Smith, who grew up in suburban New Jersey, did not argue the point and Peters continued. Smith could do whatever he liked with the story, said Peters, with three exceptions. "I don't want to see him in the suit," Peters began, explaining that it made Superman look gay. Secondly? "I don't want to see him flying..."
If Smith was speechless, he had yet to hear the third demand: "I want to see him wrestle with a giant spider in the third act." Why a spider, Smith asked. "Do you know anything about spiders," Peters replied. "Theyre the fiercest killers in the insect kingdom!"

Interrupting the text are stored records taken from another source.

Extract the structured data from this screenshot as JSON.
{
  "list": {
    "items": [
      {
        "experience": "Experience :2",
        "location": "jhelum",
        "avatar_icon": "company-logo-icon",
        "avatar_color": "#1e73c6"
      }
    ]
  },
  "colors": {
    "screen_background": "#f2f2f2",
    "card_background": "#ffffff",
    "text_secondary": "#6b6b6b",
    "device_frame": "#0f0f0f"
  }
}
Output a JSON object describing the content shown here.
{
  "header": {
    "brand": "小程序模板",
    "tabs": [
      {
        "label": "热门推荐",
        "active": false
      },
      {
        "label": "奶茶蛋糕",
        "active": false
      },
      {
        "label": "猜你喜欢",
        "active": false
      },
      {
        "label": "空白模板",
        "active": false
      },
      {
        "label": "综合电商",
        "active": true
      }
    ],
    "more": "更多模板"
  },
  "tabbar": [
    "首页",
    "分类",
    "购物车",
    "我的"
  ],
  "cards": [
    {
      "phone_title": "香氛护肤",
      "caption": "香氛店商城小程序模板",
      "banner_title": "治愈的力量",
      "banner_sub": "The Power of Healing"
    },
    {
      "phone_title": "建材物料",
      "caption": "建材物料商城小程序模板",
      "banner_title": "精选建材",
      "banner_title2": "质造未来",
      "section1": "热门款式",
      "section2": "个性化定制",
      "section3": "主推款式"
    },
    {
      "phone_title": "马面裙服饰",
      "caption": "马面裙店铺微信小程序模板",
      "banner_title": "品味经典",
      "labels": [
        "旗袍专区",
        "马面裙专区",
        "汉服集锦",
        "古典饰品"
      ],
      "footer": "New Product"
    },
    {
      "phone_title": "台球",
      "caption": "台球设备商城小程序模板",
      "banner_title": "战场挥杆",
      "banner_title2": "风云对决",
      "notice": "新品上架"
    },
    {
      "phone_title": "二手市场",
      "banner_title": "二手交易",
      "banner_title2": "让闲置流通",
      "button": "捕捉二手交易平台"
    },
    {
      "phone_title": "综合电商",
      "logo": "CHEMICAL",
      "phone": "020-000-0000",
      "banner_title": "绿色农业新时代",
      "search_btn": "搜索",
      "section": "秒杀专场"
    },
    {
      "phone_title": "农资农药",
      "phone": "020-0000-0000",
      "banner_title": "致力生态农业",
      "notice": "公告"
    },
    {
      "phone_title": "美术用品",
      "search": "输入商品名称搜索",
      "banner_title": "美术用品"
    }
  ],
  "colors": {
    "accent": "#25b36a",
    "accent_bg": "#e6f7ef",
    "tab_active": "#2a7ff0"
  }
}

As so often happens in Hollywood, a director (Tim Burton) was soon attached -- and insisted on bringing in his own writers. Smith, who had a nasty feud with Burton (after claiming that he had stolen the idea for Planet of the Apes from a comic book) noticed that the spider promptly disappeared from the script. Some time later, however, he went to see another Peters production: Barry Sonnenfeld's Wild Wild West:
"I'm watching this thinking, this is really a piece of s---," he later recalled. He had the laugh of his life, however, as the plot unfolded. The plot? President Grant assigns two U.S. Marshals (Will Smith and Kevin Kline) to stop a deranged madman (Kenneth Branagh) from wreaking havoc on the country... with a giant mechanical spider!
[Many critics called Wild Wild West the worst film of the year.]